The then Children’s Minister Nadhim Zahawi claimed the document simply clarified council duties, but Article 39 and 49 other charities and social work experts warned in a joint letter (sent September 2018) that it contained numerous inaccuracies and risked vulnerable children and care leavers losing vital support. After this correspondence with the Minister failed to elicit any agreement to correct the errors, or even a meeting to discuss our collective concerns, Article 39 instructed lawyers to begin legal proceedings. This legal action led to the Department for Education withdrawing the document from circulation, and notifying local authorities of this fact. In a subsequent meeting with the Children’s Minister, Article 39 obtained an assurance that any plans to issue a similar document in future would follow a consultation process including children and young people who may be directly affected.
Local authorities’ duty of care towards children – our Supreme Court intervention (2019)

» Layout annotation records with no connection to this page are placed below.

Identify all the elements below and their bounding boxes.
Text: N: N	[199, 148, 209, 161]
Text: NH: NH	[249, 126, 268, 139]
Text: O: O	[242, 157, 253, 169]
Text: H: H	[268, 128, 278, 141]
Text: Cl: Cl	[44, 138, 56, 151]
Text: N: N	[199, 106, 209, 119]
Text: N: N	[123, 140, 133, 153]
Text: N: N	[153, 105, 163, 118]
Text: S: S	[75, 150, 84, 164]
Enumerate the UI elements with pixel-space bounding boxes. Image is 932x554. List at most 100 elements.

Article 39 and The Care Leavers’ Association obtained permission to intervene in CN v Poole, which was heard in the Supreme Court in July 2018.

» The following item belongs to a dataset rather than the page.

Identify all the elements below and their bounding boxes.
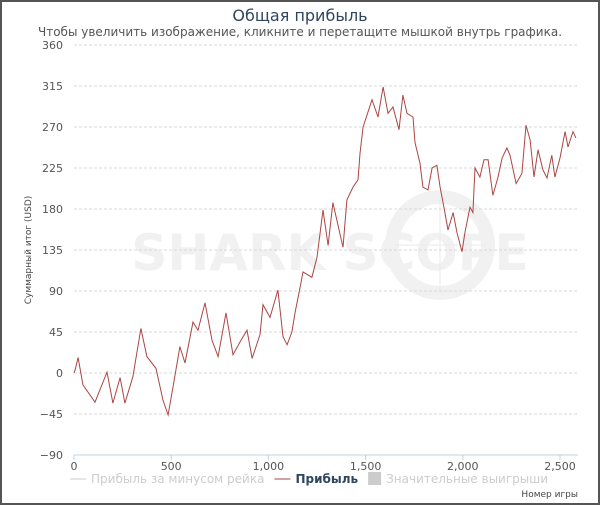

We feared the wrong decision in this case could have prevented those who have experienced abuse in care and custodial settings from being able to seek legal redress and compensation.
We were delighted when, in June 2019, the Supreme Court restored the right of children and young people to sue for negligence where a local authority has failed to protect them from harm (judgment here). The ruling clarified that local authorities can be held to have a duty of care when they are carrying out their statutory child protection functions in respect of children for whom they have not previously accepted responsibility (by virtue of a care order for example). This has very important and welcome implications for children living in a variety of institutional settings and for care leavers.
Article 39 has longstanding concerns about the difficulties children in institutional settings face in reporting abuse, being believed and receiving care and support to help them recover from mistreatment.
We asked all English local authorities to provide us with information about allegations against staff working in institutional settings. Of those that provided detailed data – 34 councils – we found that only 24% of 1,389 allegations resulted in an official child protection investigation.
When councils undertake child protection investigations they are under a duty to listen to the child. They must consider taking action to safeguard or promote the child’s welfare. A child who has been abused or suffered some other trauma may need counselling, extra help with their education and/or changes within their living environment and daily care. If councils fail to act to protect a child from institutional abuse, this can have devastating and long-lasting consequences.
The Court of Appeal had dismissed an appeal, in December 2017, made on behalf of two individuals who, as young children, were subject to serious harassment and abuse from a family that lived close to their home.
The children were cared for by their mother. Their accommodation had been arranged by Poole housing authority, which was aware of their neighbours’ persistent anti-social behaviour.
CN has severe physical and learning difficulties. When he was aged 9, he tried to take his own life because of the serious abuse he suffered from the nearby family.
The Court of Appeal rejected arguments that Poole Borough Council should have used its Children Act 1989 powers to protect the young brothers from harm, perhaps even by temporarily moving them from their mother’s care. But the court went much further. It decided that local authorities could no longer be held liable for negligence when a child has suffered harm due to their failure to act. Such claims had been possible since 2003. That is why the Supreme Court’s ruling was so significant.